Professor Jokus von Pokus und der kleine Mann saßen, als das Telefon klingelte, in ihrem Hotelzimmer und frühstückten. Der Jokus hob den Hörer ab, meldete sich und rief erfreut: »Guten Morgen, Herr Kommissar. Natürlich ist er hier. Er hat sich wieder einmal mit Erdbeermarmelade voll geschmiert. Na ja, als Millionär darf er das. - Was ist passiert? - Bernhard und der Kahle Otto sind verschwunden? Das ist ja allerhand. - Wie bitte? Nächtlicher Überfall? Alle schlafen? Auch die Schäferhunde? - Aha. Ein chemischer Großangriff. Keine Spuren? - Seien Sie ohne Sorge. Ich lasse den Jungen nicht aus dem Auge. Wie? - Sicher. Es muss eine ganze Bande gewesen sein. Haben Sie schon in Tempelhof angerufen? Der Flugplatz ist das Wichtigste. Erkundigen Sie sich nach Chartermaschinen! - Richtig. - Rufen Sie uns wieder an? Schön. Und herzlichen Dank.«
Als ihm der Jokus alles berichtet hatte, meinte Mäxchen: »Da steckt Senor Lopez dahinter oder ich fresse einen Besen.«
»Hoffentlich gibt’s so kleine Besen«, sagte der Jokus. »Und nun putze dir die Marmelade aus dem Gesicht.«
Mäxchen putzte. Dann fragte er: »Glaubst du, dass man mich diesmal wieder klauen wollte?«
Der Jokus schüttelte den Kopf. »Nein. Die Bande ist sicher längst über alle Berge. Es war ein Rückzugsgefecht.«
»Und warum hat dieser Lopez den Bernhard und den Kahlen Otto aus dem Gefängnis herausholen lassen? Das war doch sehr gefährlich und sehr teuer. Oder?«
»Geld spielt für den Mann überhaupt keine Rolle«, sagte der Jokus und trank den letzten Schluck Kaffee. »Und was war für ihn gefährlicher? Dass er die zwei Halunken rauben ließ oder dass es
zu einem Prozess gekommen wäre? Wer weiß, was sie alles verraten hätten, nur um nicht allzu lange eingesperrt zu werden.«
»Verstehe«, meinte Mäxchen. »So wird es sein. Und ich bin froh, dass ich den Besen nicht zu fressen brauche.«
Der erste Tiefschläfer, der aufwachte, war der Europasieger Pluto. Er riss das Maul auf, aber nur um zu gähnen. Schäferhunde mögen zwar klug sein, doch vom Reden halten sie nicht viel.

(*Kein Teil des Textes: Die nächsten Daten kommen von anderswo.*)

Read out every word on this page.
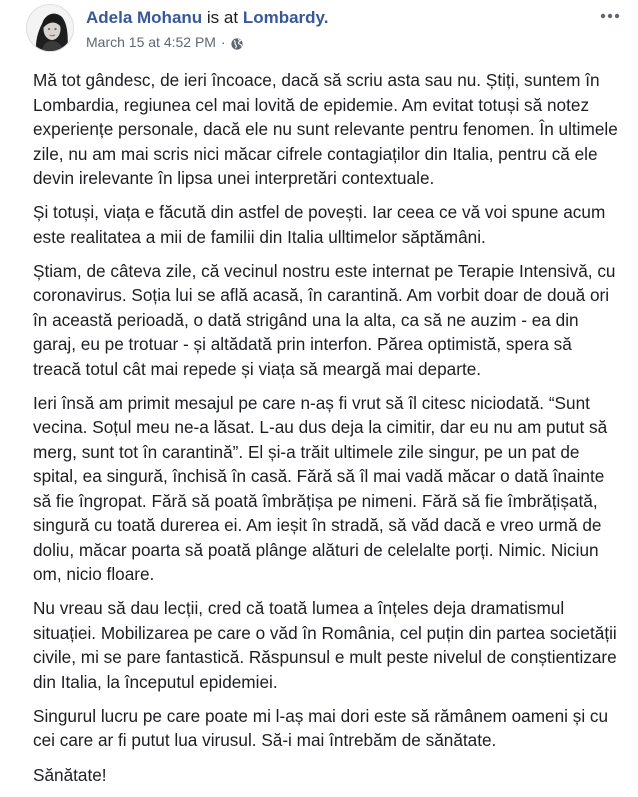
Adela Mohanu is at Lombardy.
March 15 at 4:52 PM ·

Mă tot gândesc, de ieri încoace, dacă să scriu asta sau nu. Știți, suntem în Lombardia, regiunea cel mai lovită de epidemie. Am evitat totuși să notez experiențe personale, dacă ele nu sunt relevante pentru fenomen. În ultimele zile, nu am mai scris nici măcar cifrele contagiaților din Italia, pentru că ele devin irelevante în lipsa unei interpretări contextuale.

Și totuși, viața e făcută din astfel de povești. Iar ceea ce vă voi spune acum este realitatea a mii de familii din Italia ulltimelor săptămâni.

Știam, de câteva zile, că vecinul nostru este internat pe Terapie Intensivă, cu coronavirus. Soția lui se află acasă, în carantină. Am vorbit doar de două ori în această perioadă, o dată strigând una la alta, ca să ne auzim - ea din garaj, eu pe trotuar - și altădată prin interfon. Părea optimistă, spera să treacă totul cât mai repede și viața să meargă mai departe.

Ieri însă am primit mesajul pe care n-aș fi vrut să îl citesc niciodată. “Sunt vecina. Soțul meu ne-a lăsat. L-au dus deja la cimitir, dar eu nu am putut să merg, sunt tot în carantină”. El și-a trăit ultimele zile singur, pe un pat de spital, ea singură, închisă în casă. Fără să îl mai vadă măcar o dată înainte să fie îngropat. Fără să poată îmbrățișa pe nimeni. Fără să fie îmbrățișată, singură cu toată durerea ei. Am ieșit în stradă, să văd dacă e vreo urmă de doliu, măcar poarta să poată plânge alături de celelalte porți. Nimic. Niciun om, nicio floare.

Nu vreau să dau lecții, cred că toată lumea a înțeles deja dramatismul situației. Mobilizarea pe care o văd în România, cel puțin din partea societății civile, mi se pare fantastică. Răspunsul e mult peste nivelul de conștientizare din Italia, la începutul epidemiei.

Singurul lucru pe care poate mi l-aș mai dori este să rămânem oameni și cu cei care ar fi putut lua virusul. Să-i mai întrebăm de sănătate.

Sănătate!
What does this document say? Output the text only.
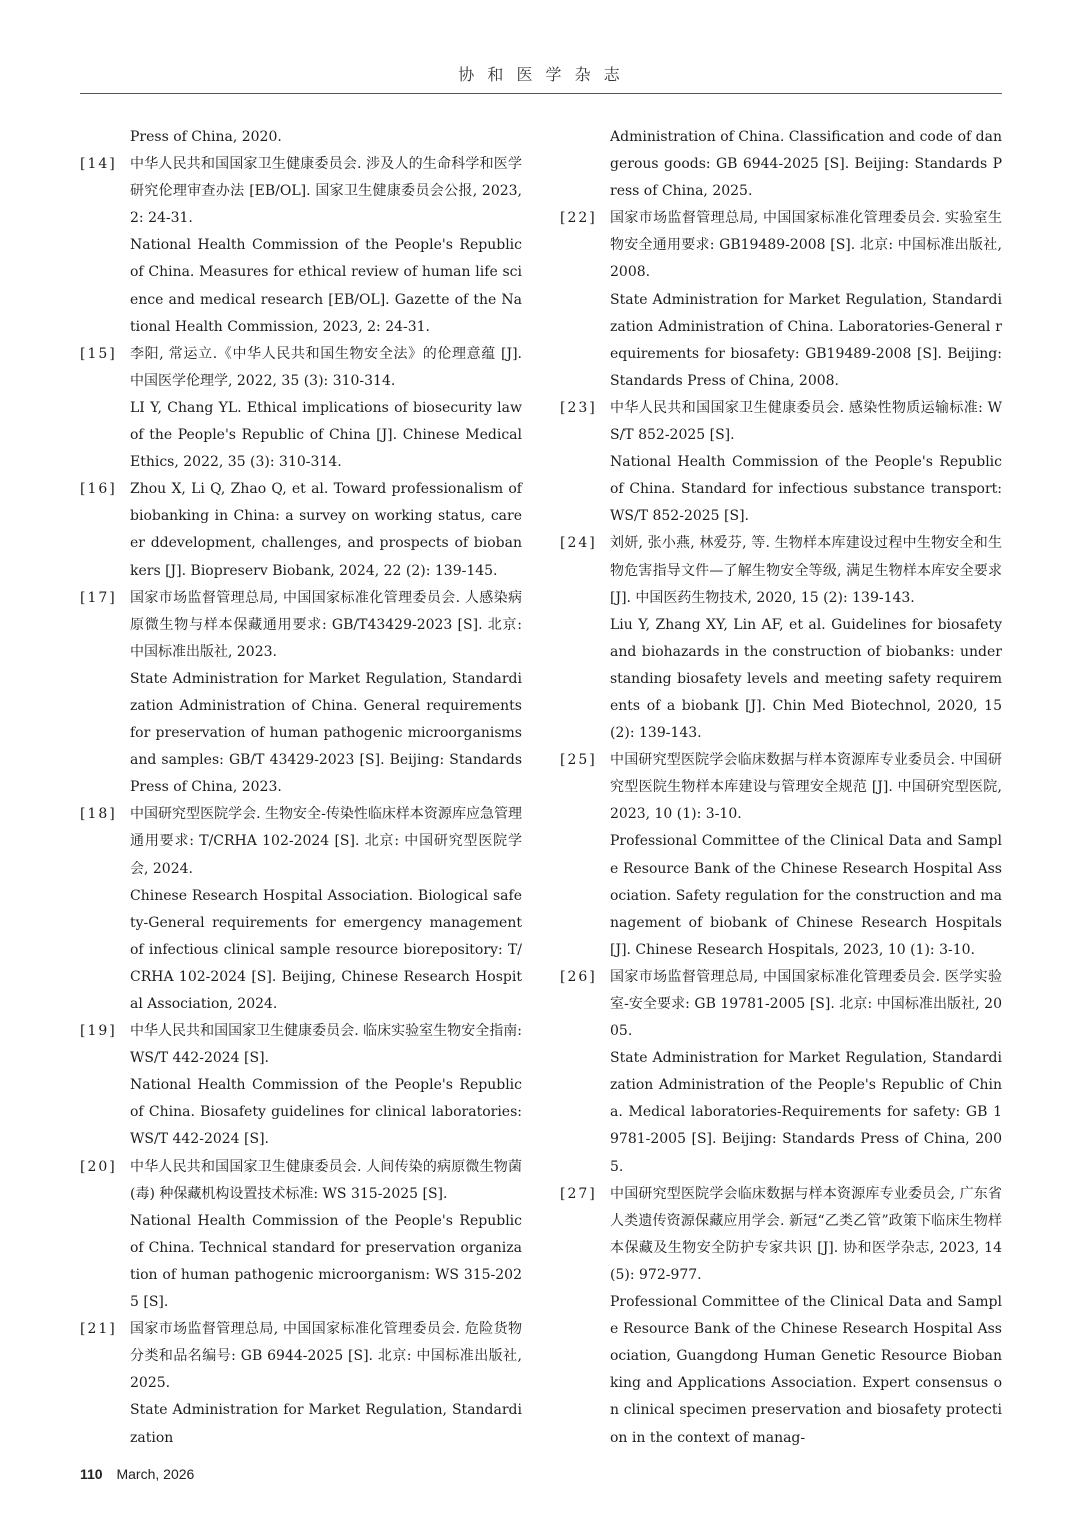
协 和 医 学 杂 志

Press of China, 2020.

[14] 中华人民共和国国家卫生健康委员会. 涉及人的生命科学和医学研究伦理审查办法 [EB/OL]. 国家卫生健康委员会公报, 2023, 2: 24-31.

National Health Commission of the People's Republic of China. Measures for ethical review of human life science and medical research [EB/OL]. Gazette of the National Health Commission, 2023, 2: 24-31.

[15] 李阳, 常运立.《中华人民共和国生物安全法》的伦理意蕴 [J]. 中国医学伦理学, 2022, 35 (3): 310-314.

LI Y, Chang YL. Ethical implications of biosecurity law of the People's Republic of China [J]. Chinese Medical Ethics, 2022, 35 (3): 310-314.

[16] Zhou X, Li Q, Zhao Q, et al. Toward professionalism of biobanking in China: a survey on working status, career ddevelopment, challenges, and prospects of biobankers [J]. Biopreserv Biobank, 2024, 22 (2): 139-145.

[17] 国家市场监督管理总局, 中国国家标准化管理委员会. 人感染病原微生物与样本保藏通用要求: GB/T43429-2023 [S]. 北京: 中国标准出版社, 2023.

State Administration for Market Regulation, Standardization Administration of China. General requirements for preservation of human pathogenic microorganisms and samples: GB/T 43429-2023 [S]. Beijing: Standards Press of China, 2023.

[18] 中国研究型医院学会. 生物安全-传染性临床样本资源库应急管理通用要求: T/CRHA 102-2024 [S]. 北京: 中国研究型医院学会, 2024.

Chinese Research Hospital Association. Biological safety-General requirements for emergency management of infectious clinical sample resource biorepository: T/CRHA 102-2024 [S]. Beijing, Chinese Research Hospital Association, 2024.

[19] 中华人民共和国国家卫生健康委员会. 临床实验室生物安全指南: WS/T 442-2024 [S].

National Health Commission of the People's Republic of China. Biosafety guidelines for clinical laboratories: WS/T 442-2024 [S].

[20] 中华人民共和国国家卫生健康委员会. 人间传染的病原微生物菌 (毒) 种保藏机构设置技术标准: WS 315-2025 [S].

National Health Commission of the People's Republic of China. Technical standard for preservation organization of human pathogenic microorganism: WS 315-2025 [S].

[21] 国家市场监督管理总局, 中国国家标准化管理委员会. 危险货物分类和品名编号: GB 6944-2025 [S]. 北京: 中国标准出版社, 2025.

State Administration for Market Regulation, Standardization

Administration of China. Classification and code of dangerous goods: GB 6944-2025 [S]. Beijing: Standards Press of China, 2025.

[22] 国家市场监督管理总局, 中国国家标准化管理委员会. 实验室生物安全通用要求: GB19489-2008 [S]. 北京: 中国标准出版社, 2008.

State Administration for Market Regulation, Standardization Administration of China. Laboratories-General requirements for biosafety: GB19489-2008 [S]. Beijing: Standards Press of China, 2008.

[23] 中华人民共和国国家卫生健康委员会. 感染性物质运输标准: WS/T 852-2025 [S].

National Health Commission of the People's Republic of China. Standard for infectious substance transport: WS/T 852-2025 [S].

[24] 刘妍, 张小燕, 林爱芬, 等. 生物样本库建设过程中生物安全和生物危害指导文件—了解生物安全等级, 满足生物样本库安全要求 [J]. 中国医药生物技术, 2020, 15 (2): 139-143.

Liu Y, Zhang XY, Lin AF, et al. Guidelines for biosafety and biohazards in the construction of biobanks: understanding biosafety levels and meeting safety requirements of a biobank [J]. Chin Med Biotechnol, 2020, 15 (2): 139-143.

[25] 中国研究型医院学会临床数据与样本资源库专业委员会. 中国研究型医院生物样本库建设与管理安全规范 [J]. 中国研究型医院, 2023, 10 (1): 3-10.

Professional Committee of the Clinical Data and Sample Resource Bank of the Chinese Research Hospital Association. Safety regulation for the construction and management of biobank of Chinese Research Hospitals [J]. Chinese Research Hospitals, 2023, 10 (1): 3-10.

[26] 国家市场监督管理总局, 中国国家标准化管理委员会. 医学实验室-安全要求: GB 19781-2005 [S]. 北京: 中国标准出版社, 2005.

State Administration for Market Regulation, Standardization Administration of the People's Republic of China. Medical laboratories-Requirements for safety: GB 19781-2005 [S]. Beijing: Standards Press of China, 2005.

[27] 中国研究型医院学会临床数据与样本资源库专业委员会, 广东省人类遗传资源保藏应用学会. 新冠“乙类乙管”政策下临床生物样本保藏及生物安全防护专家共识 [J]. 协和医学杂志, 2023, 14 (5): 972-977.

Professional Committee of the Clinical Data and Sample Resource Bank of the Chinese Research Hospital Association, Guangdong Human Genetic Resource Biobanking and Applications Association. Expert consensus on clinical specimen preservation and biosafety protection in the context of manag-

110 March, 2026
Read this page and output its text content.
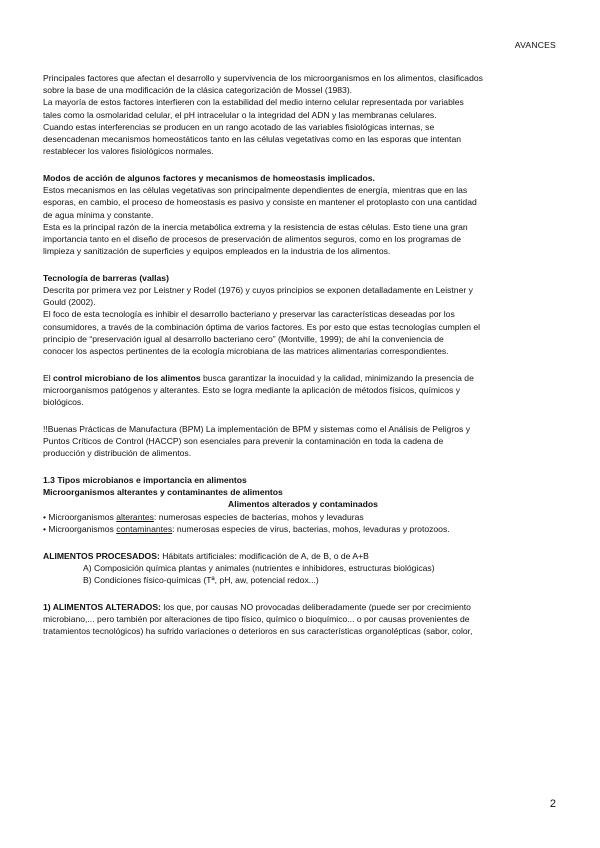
AVANCES

Principales factores que afectan el desarrollo y supervivencia de los microorganismos en los alimentos, clasificados

sobre la base de una modificación de la clásica categorización de Mossel (1983).

La mayoría de estos factores interfieren con la estabilidad del medio interno celular representada por variables

tales como la osmolaridad celular, el pH intracelular o la integridad del ADN y las membranas celulares.

Cuando estas interferencias se producen en un rango acotado de las variables fisiológicas internas, se

desencadenan mecanismos homeostáticos tanto en las células vegetativas como en las esporas que intentan

restablecer los valores fisiológicos normales.

Modos de acción de algunos factores y mecanismos de homeostasis implicados.

Estos mecanismos en las células vegetativas son principalmente dependientes de energía, mientras que en las

esporas, en cambio, el proceso de homeostasis es pasivo y consiste en mantener el protoplasto con una cantidad

de agua mínima y constante.

Esta es la principal razón de la inercia metabólica extrema y la resistencia de estas células. Esto tiene una gran

importancia tanto en el diseño de procesos de preservación de alimentos seguros, como en los programas de

limpieza y sanitización de superficies y equipos empleados en la industria de los alimentos.

Tecnología de barreras (vallas)

Descrita por primera vez por Leistner y Rodel (1976) y cuyos principios se exponen detalladamente en Leistner y

Gould (2002).

El foco de esta tecnología es inhibir el desarrollo bacteriano y preservar las características deseadas por los

consumidores, a través de la combinación óptima de varios factores. Es por esto que estas tecnologías cumplen el

principio de “preservación igual al desarrollo bacteriano cero” (Montville, 1999); de ahí la conveniencia de

conocer los aspectos pertinentes de la ecología microbiana de las matrices alimentarias correspondientes.

El control microbiano de los alimentos busca garantizar la inocuidad y la calidad, minimizando la presencia de

microorganismos patógenos y alterantes. Esto se logra mediante la aplicación de métodos físicos, químicos y

biológicos.

!!Buenas Prácticas de Manufactura (BPM) La implementación de BPM y sistemas como el Análisis de Peligros y

Puntos Críticos de Control (HACCP) son esenciales para prevenir la contaminación en toda la cadena de

producción y distribución de alimentos.

1.3 Tipos microbianos e importancia en alimentos

Microorganismos alterantes y contaminantes de alimentos

Alimentos alterados y contaminados

• Microorganismos alterantes: numerosas especies de bacterias, mohos y levaduras

• Microorganismos contaminantes: numerosas especies de virus, bacterias, mohos, levaduras y protozoos.

ALIMENTOS PROCESADOS: Hábitats artificiales: modificación de A, de B, o de A+B

A) Composición química plantas y animales (nutrientes e inhibidores, estructuras biológicas)

B) Condiciones físico-químicas (Tª, pH, aw, potencial redox...)

1) ALIMENTOS ALTERADOS: los que, por causas NO provocadas deliberadamente (puede ser por crecimiento

microbiano,... pero también por alteraciones de tipo físico, químico o bioquímico... o por causas provenientes de

tratamientos tecnológicos) ha sufrido variaciones o deterioros en sus características organolépticas (sabor, color,

2
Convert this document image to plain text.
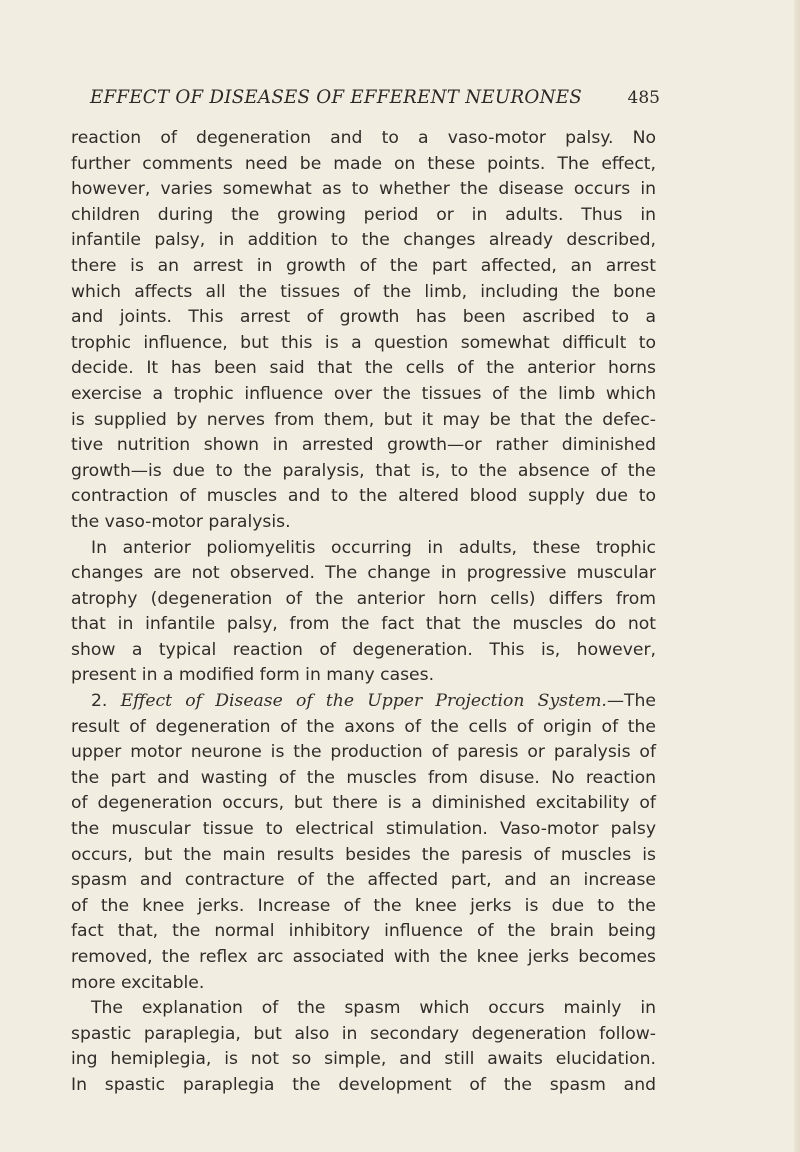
EFFECT OF DISEASES OF EFFERENT NEURONES	485
reaction of degeneration and to a vaso-motor palsy. No
further comments need be made on these points. The effect,
however, varies somewhat as to whether the disease occurs in
children during the growing period or in adults. Thus in
infantile palsy, in addition to the changes already described,
there is an arrest in growth of the part affected, an arrest
which affects all the tissues of the limb, including the bone
and joints. This arrest of growth has been ascribed to a
trophic influence, but this is a question somewhat difficult to
decide. It has been said that the cells of the anterior horns
exercise a trophic influence over the tissues of the limb which
is supplied by nerves from them, but it may be that the defec-
tive nutrition shown in arrested growth—or rather diminished
growth—is due to the paralysis, that is, to the absence of the
contraction of muscles and to the altered blood supply due to
the vaso-motor paralysis.
In anterior poliomyelitis occurring in adults, these trophic
changes are not observed. The change in progressive muscular
atrophy (degeneration of the anterior horn cells) differs from
that in infantile palsy, from the fact that the muscles do not
show a typical reaction of degeneration. This is, however,
present in a modified form in many cases.
2. Effect of Disease of the Upper Projection System.—The
result of degeneration of the axons of the cells of origin of the
upper motor neurone is the production of paresis or paralysis of
the part and wasting of the muscles from disuse. No reaction
of degeneration occurs, but there is a diminished excitability of
the muscular tissue to electrical stimulation. Vaso-motor palsy
occurs, but the main results besides the paresis of muscles is
spasm and contracture of the affected part, and an increase
of the knee jerks. Increase of the knee jerks is due to the
fact that, the normal inhibitory influence of the brain being
removed, the reflex arc associated with the knee jerks becomes
more excitable.
The explanation of the spasm which occurs mainly in
spastic paraplegia, but also in secondary degeneration follow-
ing hemiplegia, is not so simple, and still awaits elucidation.
In spastic paraplegia the development of the spasm and
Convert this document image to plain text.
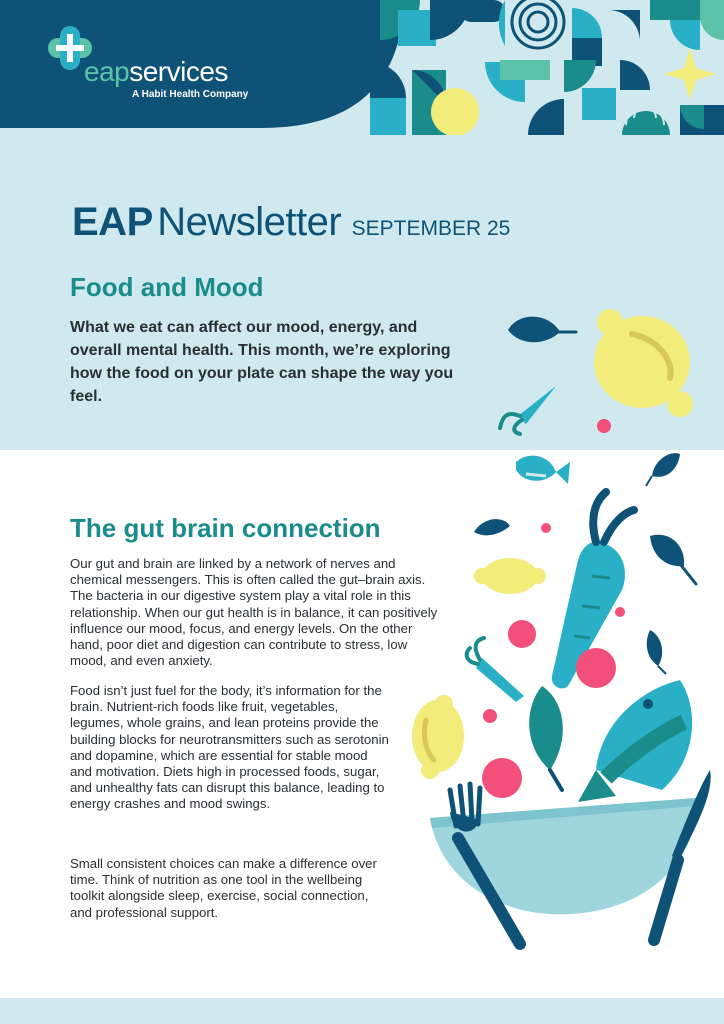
eapservices
A Habit Health Company
EAP Newsletter SEPTEMBER 25
Food and Mood
What we eat can affect our mood, energy, and overall mental health. This month, we’re exploring how the food on your plate can shape the way you feel.
The gut brain connection
Our gut and brain are linked by a network of nerves and chemical messengers. This is often called the gut–brain axis. The bacteria in our digestive system play a vital role in this relationship. When our gut health is in balance, it can positively influence our mood, focus, and energy levels. On the other hand, poor diet and digestion can contribute to stress, low mood, and even anxiety.
Food isn’t just fuel for the body, it’s information for the brain. Nutrient-rich foods like fruit, vegetables, legumes, whole grains, and lean proteins provide the building blocks for neurotransmitters such as serotonin and dopamine, which are essential for stable mood and motivation. Diets high in processed foods, sugar, and unhealthy fats can disrupt this balance, leading to energy crashes and mood swings.
Small consistent choices can make a difference over time. Think of nutrition as one tool in the wellbeing toolkit alongside sleep, exercise, social connection, and professional support.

Der nächste Schläfer, der sich zu Wort meldete, war Hauptwachtmeister Mühlenschulte. Er schlug plötzlich die Augen auf, sah sich um und sagte: »Nanu.« Viel war das nicht. Aber der Polizeipräsident ließ ihm einen Liter schwarzen Kaffee einflößen. Das half.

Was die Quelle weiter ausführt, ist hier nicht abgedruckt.